University of Waterloo, Department of Psychology, 200 University Ave. West, PAS 4020, Waterloo, Ontario, Canada N2L 3G1.
Cognition. 2013 Feb;126(2):285-300. doi: 10.1016/j.cognition.2012.10.010. Epub 2012 Nov 28.
We present a proposal-"The Sampling Hypothesis"-suggesting that the variability in young children's responses may be part of a rational strategy for inductive inference. In particular, we argue that young learners may be randomly sampling from the set of possible hypotheses that explain the observed data, producing different hypotheses with frequencies that reflect their subjective probability. We test the Sampling Hypothesis with four experiments on 4- and 5-year-olds. In these experiments, children saw a distribution of colored blocks and an event involving one of these blocks. In the first experiment, one block fell randomly and invisibly into a machine, and children made multiple guesses about the color of the block, either immediately or after a 1-week delay. The distribution of guesses was consistent with the distribution of block colors, and the dependence between guesses decreased as a function of the time between guesses. In Experiments 2 and 3 the probability of different colors was systematically varied by condition. Preschoolers' guesses tracked the probabilities of the colors, as should be the case if they are sampling from the set of possible explanatory hypotheses. Experiment 4 used a more complicated two-step process to randomly select a block and found that the distribution of children's guesses matched the probabilities resulting from this process rather than the overall frequency of different colors. This suggests that the children's probability matching reflects sophisticated probabilistic inferences and is not merely the result of a naïve tabulation of frequencies. Taken together the four experiments provide support for the Sampling Hypothesis, and the idea that there may be a rational explanation for the variability of children's responses in domains like causal inference.

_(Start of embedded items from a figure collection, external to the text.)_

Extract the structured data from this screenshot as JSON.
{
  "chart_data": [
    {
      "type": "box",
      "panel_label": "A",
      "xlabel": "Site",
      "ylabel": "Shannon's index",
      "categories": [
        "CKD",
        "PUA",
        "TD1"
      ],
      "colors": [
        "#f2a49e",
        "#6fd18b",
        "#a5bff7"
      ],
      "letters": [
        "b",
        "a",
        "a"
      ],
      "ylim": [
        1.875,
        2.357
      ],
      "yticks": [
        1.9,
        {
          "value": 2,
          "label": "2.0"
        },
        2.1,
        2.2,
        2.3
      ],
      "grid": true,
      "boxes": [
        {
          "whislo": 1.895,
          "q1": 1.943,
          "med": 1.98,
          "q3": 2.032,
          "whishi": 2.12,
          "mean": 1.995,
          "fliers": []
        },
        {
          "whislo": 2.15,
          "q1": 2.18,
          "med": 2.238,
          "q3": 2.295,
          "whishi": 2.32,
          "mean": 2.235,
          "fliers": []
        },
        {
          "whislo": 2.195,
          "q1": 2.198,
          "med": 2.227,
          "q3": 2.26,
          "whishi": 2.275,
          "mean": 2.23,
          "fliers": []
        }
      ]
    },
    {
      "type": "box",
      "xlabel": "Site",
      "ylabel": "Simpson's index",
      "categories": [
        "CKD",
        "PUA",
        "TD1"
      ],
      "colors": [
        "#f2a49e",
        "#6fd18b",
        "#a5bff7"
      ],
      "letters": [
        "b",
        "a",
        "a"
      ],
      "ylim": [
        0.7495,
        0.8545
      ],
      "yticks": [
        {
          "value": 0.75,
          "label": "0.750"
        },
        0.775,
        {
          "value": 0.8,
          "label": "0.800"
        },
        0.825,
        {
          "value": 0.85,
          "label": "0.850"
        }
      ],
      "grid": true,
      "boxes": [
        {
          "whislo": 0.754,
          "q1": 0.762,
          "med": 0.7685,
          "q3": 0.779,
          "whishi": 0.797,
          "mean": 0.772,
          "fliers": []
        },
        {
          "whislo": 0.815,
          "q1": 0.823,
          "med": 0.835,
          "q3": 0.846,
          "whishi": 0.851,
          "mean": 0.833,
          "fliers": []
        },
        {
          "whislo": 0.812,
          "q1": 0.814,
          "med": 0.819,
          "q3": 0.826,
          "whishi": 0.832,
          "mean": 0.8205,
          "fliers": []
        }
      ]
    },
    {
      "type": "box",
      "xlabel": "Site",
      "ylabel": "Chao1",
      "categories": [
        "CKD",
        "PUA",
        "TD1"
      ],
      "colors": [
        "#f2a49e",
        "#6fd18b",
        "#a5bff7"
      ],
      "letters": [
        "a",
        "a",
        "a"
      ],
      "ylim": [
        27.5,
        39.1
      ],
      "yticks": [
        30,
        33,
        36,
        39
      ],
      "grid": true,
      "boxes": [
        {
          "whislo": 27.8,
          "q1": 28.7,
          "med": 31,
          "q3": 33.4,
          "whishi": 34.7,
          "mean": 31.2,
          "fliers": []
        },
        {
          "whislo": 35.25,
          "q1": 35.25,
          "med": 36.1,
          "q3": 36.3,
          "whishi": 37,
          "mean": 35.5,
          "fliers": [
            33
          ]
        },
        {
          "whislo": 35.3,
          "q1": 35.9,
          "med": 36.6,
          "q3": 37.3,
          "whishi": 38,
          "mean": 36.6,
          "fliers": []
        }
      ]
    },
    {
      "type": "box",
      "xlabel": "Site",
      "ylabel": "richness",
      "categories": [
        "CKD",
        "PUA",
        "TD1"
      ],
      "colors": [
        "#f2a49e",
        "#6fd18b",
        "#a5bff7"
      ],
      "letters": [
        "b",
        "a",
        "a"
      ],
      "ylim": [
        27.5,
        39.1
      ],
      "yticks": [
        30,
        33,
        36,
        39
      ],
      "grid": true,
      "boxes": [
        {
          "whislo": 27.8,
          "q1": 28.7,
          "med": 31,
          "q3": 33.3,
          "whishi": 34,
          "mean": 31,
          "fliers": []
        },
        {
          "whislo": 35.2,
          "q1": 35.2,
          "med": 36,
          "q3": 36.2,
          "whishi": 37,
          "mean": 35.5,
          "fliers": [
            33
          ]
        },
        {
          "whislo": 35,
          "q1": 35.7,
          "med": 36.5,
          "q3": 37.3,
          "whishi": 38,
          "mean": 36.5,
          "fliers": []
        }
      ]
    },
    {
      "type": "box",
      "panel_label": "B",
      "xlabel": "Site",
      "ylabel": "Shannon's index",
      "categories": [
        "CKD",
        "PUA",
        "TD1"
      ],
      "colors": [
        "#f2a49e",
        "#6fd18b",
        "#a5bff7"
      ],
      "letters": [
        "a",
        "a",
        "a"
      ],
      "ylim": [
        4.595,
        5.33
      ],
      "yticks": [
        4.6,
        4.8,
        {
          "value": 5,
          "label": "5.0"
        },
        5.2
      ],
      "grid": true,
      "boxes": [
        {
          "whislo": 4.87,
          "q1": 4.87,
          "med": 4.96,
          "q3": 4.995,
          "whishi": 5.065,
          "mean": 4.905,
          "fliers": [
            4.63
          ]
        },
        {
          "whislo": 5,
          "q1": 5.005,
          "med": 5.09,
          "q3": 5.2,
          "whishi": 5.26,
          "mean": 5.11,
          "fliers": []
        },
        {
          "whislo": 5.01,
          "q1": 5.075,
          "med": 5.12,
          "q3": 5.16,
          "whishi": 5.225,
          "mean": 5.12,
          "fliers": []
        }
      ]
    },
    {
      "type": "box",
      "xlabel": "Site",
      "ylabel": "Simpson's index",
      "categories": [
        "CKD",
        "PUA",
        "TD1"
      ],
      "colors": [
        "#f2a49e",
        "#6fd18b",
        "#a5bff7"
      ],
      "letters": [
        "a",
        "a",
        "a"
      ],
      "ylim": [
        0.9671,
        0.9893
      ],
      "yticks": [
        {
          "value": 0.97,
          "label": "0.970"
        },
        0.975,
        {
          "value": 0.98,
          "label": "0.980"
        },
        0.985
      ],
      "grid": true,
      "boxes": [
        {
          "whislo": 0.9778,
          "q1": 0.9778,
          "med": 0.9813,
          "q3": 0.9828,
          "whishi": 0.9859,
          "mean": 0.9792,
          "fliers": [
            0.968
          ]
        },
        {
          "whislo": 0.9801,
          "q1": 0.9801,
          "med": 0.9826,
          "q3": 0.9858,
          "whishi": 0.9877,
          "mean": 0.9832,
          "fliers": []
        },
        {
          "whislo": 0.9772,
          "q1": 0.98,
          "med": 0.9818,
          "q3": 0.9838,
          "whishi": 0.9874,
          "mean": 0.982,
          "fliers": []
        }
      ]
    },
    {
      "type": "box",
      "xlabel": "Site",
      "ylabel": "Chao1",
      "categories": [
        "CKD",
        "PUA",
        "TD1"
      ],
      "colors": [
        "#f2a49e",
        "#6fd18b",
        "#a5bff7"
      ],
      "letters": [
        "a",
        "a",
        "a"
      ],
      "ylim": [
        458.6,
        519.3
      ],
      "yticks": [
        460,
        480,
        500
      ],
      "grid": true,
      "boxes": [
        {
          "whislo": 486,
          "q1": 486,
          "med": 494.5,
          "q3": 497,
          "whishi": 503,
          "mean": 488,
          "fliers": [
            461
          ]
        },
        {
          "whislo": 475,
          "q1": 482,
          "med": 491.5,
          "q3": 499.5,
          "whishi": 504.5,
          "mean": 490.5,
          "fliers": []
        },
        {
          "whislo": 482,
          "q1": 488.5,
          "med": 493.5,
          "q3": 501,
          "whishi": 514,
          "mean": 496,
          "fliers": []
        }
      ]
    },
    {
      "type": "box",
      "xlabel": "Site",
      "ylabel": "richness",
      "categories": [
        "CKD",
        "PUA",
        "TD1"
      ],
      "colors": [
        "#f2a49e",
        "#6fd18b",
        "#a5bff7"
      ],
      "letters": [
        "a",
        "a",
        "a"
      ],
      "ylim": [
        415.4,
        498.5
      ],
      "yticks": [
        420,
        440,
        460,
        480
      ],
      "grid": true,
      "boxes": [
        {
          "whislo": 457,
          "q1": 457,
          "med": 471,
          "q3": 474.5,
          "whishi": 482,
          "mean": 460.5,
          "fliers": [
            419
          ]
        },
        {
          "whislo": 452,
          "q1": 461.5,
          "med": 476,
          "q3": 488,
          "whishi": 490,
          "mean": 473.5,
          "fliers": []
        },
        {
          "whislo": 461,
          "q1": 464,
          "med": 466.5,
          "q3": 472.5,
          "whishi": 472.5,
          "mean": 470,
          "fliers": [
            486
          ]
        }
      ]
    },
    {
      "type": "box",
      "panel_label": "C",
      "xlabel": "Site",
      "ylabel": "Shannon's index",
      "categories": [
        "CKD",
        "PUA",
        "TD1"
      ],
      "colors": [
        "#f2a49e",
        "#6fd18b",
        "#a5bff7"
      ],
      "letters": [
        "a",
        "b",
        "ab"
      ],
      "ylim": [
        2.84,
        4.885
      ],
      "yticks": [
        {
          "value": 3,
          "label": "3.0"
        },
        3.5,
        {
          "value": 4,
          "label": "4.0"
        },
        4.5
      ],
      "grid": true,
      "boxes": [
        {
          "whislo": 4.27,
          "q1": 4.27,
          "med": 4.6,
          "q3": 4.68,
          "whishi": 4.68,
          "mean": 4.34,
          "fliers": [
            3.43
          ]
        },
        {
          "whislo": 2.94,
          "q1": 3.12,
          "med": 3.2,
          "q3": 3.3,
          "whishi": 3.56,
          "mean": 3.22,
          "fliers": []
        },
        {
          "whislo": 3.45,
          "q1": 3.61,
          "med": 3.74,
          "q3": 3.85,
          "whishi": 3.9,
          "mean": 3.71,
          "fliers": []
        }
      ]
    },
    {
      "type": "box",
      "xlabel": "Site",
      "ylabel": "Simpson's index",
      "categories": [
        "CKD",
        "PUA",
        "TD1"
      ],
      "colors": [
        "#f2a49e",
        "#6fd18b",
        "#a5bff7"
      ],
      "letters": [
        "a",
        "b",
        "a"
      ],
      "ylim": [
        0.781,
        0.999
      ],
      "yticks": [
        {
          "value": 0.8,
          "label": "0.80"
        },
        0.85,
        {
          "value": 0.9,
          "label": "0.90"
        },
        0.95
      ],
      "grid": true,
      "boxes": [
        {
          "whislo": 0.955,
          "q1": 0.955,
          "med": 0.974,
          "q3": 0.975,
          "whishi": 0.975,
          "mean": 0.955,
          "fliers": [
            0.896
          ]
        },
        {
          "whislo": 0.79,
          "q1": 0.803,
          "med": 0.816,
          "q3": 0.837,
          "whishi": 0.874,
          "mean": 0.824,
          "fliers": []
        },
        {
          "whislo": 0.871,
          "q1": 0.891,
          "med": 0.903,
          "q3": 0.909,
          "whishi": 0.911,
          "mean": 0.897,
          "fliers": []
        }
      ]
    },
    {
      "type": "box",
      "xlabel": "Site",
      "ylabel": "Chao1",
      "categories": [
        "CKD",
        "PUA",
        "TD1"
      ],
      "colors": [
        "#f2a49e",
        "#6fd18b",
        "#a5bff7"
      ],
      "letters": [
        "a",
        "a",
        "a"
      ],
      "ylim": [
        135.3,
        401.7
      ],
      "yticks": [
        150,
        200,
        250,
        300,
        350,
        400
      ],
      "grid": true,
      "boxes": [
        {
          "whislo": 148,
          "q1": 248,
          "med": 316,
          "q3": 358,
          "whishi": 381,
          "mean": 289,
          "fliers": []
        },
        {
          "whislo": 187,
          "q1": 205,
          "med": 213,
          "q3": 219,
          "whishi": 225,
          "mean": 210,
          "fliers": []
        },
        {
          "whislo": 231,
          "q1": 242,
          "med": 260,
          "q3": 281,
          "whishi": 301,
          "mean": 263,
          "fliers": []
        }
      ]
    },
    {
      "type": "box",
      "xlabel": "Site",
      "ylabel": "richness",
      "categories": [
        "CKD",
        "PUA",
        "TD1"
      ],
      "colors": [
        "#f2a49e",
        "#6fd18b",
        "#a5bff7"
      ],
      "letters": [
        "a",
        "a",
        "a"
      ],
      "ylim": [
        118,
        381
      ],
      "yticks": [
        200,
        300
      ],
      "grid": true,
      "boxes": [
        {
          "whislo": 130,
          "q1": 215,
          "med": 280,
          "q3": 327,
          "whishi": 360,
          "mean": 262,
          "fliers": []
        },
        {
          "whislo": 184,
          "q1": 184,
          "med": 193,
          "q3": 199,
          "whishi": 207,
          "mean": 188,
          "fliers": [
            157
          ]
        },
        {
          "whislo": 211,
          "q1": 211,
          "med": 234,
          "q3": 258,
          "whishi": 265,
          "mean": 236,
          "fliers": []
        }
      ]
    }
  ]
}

我们提出了一个假设——“抽样假设”,该假设表明,幼儿反应的可变性可能是归纳推理的一种合理策略的一部分。具体来说,我们认为年轻的学习者可能会从解释观察到的数据的可能假设集中随机抽样,产生不同的假设,其频率反映了他们的主观概率。我们通过对 4 至 5 岁儿童进行的四项实验来检验抽样假设。在这些实验中,孩子们看到了一组彩色积木的分布和一个涉及其中一个积木的事件。在第一个实验中,一个积木随机且不可见地落入一台机器中,孩子们对积木的颜色进行了多次猜测,要么立即猜测,要么在一周后猜测。猜测的分布与积木颜色的分布一致,猜测之间的依赖关系随着猜测之间的时间间隔而减少。在实验 2 和 3 中,通过条件来系统地改变不同颜色的概率。如果幼儿是从可能的解释性假设集中进行抽样,那么他们的猜测应该与颜色的概率相吻合。实验 4 使用了一个更复杂的两步随机选择积木的过程,发现孩子们猜测的分布与该过程产生的概率相匹配,而不是与不同颜色的总体频率相匹配。这表明,儿童的概率匹配反映了复杂的概率推断,而不仅仅是对频率的简单计数结果。这四项实验共同为抽样假设提供了支持,同时也表明,在因果推理等领域,儿童反应的可变性可能存在合理的解释。